We have a sweet puppy named Chester, well, by ‘puppy’ I mean giant dog that some might consider extra large with a super sized bark. The only problem is up until a couple weeks ago he couldn’t walk on a leash to save his life, and worse yet, he’s leash reactive. So he’s okay, until he sees another dog, then watch out! Pretty much our entire neighbourhood is terrified of him. It’s great. (*sarcasm*) But we’ve hired several different trainers, and so far each one has made our situation worse. We went from a dog that pulled, to one that was reactive, to one that was aggressive. Yay. (*more sarcasm with an extra eye roll*)

But don’t worry. I decided that if gentle parenting is best for humans, than it must be for dogs too. So I changed things up a bit and decided I’d treat Chester like a toddler. I began rewarding him when he did what I wanted, and basically ignored all other behaviour. It only took a couple days and he began walking on his leash so much better than before. Yesterday we saw 6 other dogs on our walk, and he didn’t take off on me or drag me into the street!! Yay! Not getting run over is a good thing!

In 3 weeks the improvement has been huge! I actually like our dog again, which is a really good thing, because when he’s at home he’s the sweetest dog with the silliest sense of humour!

On the bright side, I’ve been up to my elbows in dirt for the past several days helping the girls plant their gardens. We only have a few more things to plant before we’re done. I’m hoping to get that finished tomorrow. Then we’ll post pictures. The girls are so proud of their hard work!

I have several posts I’d like to work on, I have so many things I want to write about, but my brain stopped working a couple days ago. Tonight I’m playing WOW and spending time with Ryan. And by spending time with Ryan, I mean we’re in the same room as each other and no children are screaming at us. We could talk if we wanted. But my brain forgot what I wanted to talk to him about hours ago. I may also be wishing Kombucha was wine.

4 Comments Add yours

  1. Bronwen Lee says:

    We have that big dog, that looks and sounds terrifying. I get it. FYI, ignore the bad and reward the good works for most all species regardless of age.


    1. That’s what we thought to begin with, but everyone insisted that we didn’t know anything,a nd we should trust the experienced dog trainers when we got our dog. Every single problem our dog has is because we listened to dog trainers who told us we had to be alpha or otherwise physically control our dog.

      It wasn’t until we decided enough was enough and began treating our dog with respect that he began shining. I feel so badly for the way we treated him before. But at least he’s feeling loved now!


  2. Oh my goodness you could be talking about one of my dogs! Any tips would be amazing (currently trying a head collar – he is a mastiff/lab/shep mix!) Also our ‘good’ shoes in the stream have been drying out for a week! All in the name of unschooling 🙂


    1. If you google ‘leash reactive dog’ you’ll find tons of articles with good advice.
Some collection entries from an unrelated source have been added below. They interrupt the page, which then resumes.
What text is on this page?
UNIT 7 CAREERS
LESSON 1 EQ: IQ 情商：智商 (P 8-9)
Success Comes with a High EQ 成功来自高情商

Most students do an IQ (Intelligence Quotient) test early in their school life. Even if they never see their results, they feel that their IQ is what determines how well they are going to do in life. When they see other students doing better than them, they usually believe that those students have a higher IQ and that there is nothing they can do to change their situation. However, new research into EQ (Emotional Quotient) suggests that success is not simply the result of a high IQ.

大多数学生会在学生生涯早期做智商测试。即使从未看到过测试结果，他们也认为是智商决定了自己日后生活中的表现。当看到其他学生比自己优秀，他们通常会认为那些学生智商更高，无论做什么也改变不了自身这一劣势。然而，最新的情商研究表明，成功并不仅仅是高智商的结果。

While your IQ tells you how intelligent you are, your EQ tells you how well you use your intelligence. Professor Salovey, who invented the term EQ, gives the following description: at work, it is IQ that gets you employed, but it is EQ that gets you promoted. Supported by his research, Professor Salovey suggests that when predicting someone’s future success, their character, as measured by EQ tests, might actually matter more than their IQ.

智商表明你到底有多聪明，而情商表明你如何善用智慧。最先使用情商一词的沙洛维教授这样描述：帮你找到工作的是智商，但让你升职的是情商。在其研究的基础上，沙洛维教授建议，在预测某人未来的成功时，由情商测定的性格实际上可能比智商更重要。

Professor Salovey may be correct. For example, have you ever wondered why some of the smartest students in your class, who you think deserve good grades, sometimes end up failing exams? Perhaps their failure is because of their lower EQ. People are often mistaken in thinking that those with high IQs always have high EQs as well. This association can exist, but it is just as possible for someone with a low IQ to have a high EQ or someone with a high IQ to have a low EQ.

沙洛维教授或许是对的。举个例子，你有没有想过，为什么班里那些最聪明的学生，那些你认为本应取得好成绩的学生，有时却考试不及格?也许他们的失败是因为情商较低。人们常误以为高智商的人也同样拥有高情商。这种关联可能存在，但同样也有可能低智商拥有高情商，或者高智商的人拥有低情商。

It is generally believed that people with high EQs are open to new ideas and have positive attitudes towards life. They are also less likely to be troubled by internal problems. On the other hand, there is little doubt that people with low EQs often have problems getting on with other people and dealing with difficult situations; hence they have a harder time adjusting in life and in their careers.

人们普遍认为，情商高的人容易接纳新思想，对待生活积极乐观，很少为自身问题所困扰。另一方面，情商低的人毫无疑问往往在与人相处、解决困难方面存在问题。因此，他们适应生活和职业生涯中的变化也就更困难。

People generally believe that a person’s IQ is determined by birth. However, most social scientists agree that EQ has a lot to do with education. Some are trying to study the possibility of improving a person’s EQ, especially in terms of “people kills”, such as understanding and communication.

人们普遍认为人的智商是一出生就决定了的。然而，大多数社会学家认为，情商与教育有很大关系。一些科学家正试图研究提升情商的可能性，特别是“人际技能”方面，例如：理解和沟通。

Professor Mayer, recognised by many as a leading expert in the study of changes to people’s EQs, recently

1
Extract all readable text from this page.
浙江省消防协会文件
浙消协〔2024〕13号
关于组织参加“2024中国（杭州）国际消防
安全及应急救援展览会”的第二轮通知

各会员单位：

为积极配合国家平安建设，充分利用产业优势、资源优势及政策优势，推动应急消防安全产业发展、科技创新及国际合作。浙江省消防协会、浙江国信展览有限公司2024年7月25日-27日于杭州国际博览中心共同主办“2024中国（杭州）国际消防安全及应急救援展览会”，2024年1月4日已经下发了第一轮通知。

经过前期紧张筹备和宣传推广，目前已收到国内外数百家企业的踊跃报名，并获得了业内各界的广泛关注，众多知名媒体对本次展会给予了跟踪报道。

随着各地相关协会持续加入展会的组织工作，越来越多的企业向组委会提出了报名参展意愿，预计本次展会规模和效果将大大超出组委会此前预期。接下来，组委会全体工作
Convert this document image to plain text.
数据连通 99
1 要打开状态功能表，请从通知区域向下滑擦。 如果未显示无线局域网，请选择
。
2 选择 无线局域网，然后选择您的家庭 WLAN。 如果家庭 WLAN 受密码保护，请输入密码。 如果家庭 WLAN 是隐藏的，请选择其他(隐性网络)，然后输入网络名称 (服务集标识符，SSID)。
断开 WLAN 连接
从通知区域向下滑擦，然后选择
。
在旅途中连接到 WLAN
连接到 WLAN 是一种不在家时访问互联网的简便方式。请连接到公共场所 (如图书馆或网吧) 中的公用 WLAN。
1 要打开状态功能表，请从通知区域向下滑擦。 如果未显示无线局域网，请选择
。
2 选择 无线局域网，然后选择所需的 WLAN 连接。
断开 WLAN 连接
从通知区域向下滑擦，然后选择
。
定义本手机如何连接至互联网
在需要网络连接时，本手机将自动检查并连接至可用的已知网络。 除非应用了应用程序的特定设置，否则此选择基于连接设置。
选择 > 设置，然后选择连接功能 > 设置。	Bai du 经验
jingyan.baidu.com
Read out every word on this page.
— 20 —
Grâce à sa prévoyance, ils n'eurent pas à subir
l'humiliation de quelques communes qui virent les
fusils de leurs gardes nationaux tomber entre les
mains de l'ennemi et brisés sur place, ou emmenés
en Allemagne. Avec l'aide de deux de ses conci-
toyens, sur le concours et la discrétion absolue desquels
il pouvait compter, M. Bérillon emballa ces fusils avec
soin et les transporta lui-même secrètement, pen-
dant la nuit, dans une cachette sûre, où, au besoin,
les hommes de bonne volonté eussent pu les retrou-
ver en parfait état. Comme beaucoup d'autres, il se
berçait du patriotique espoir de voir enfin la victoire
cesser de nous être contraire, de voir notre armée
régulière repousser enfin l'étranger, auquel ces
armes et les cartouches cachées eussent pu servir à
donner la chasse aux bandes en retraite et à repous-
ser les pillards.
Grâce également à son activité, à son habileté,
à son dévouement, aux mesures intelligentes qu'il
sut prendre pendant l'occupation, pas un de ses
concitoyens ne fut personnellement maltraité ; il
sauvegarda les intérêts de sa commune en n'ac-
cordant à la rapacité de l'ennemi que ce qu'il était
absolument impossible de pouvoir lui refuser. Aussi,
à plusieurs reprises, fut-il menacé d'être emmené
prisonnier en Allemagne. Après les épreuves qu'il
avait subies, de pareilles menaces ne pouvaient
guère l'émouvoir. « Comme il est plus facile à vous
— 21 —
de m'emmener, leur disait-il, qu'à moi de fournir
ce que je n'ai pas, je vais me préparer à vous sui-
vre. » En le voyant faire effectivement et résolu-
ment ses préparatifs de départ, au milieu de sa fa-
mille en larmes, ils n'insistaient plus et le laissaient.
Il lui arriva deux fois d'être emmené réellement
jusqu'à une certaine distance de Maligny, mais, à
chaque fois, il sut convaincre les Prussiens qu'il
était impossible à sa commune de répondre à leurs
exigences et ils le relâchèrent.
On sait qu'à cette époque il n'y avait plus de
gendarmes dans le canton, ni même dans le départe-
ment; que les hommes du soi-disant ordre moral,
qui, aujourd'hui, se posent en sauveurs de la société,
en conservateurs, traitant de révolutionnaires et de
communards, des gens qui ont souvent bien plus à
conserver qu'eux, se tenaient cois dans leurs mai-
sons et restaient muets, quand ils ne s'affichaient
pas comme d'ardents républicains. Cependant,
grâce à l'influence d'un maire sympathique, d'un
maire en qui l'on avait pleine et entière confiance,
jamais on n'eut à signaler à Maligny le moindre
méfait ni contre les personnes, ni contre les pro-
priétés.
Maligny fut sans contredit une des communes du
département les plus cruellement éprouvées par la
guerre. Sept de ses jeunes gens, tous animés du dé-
What I began doing first was starting at home, I’d call him, have him sit, but instead of just giving him a treat, I’d hold the treat in my closed fist in front of him, until he looked me in the eyes. As soon as he looked at me, I’d open my fist and say ‘Watch Me’. We did this a few times at home. Then added it into our walks.

      When we see a dog on our walks (his trigger), I wait until he sees the trigger, reward him every time he looks at me, and before he gets to the reactive phase, I change directions away from the dog, calling him and rewarding him. I generally act big and goofy, “Come on Chester, come here!” and bounce and jump because he loves that and he’d rather play with me, than chase a dog.

      I want him focused on me at all times. I reward him for focusing on me.

      In order to keep him focused on me, I spend his walks ‘training’ as well. I ask him to sit, heel, change directions, change speeds. I take different routes than normal. The more he focuses on me, the less he reacts to other dogs.

      But as he focuses on me, I focus on him. I don’t want to let him get worked up and react. I want to always step in and tell him what to do (change directions) before he reacts to a trigger.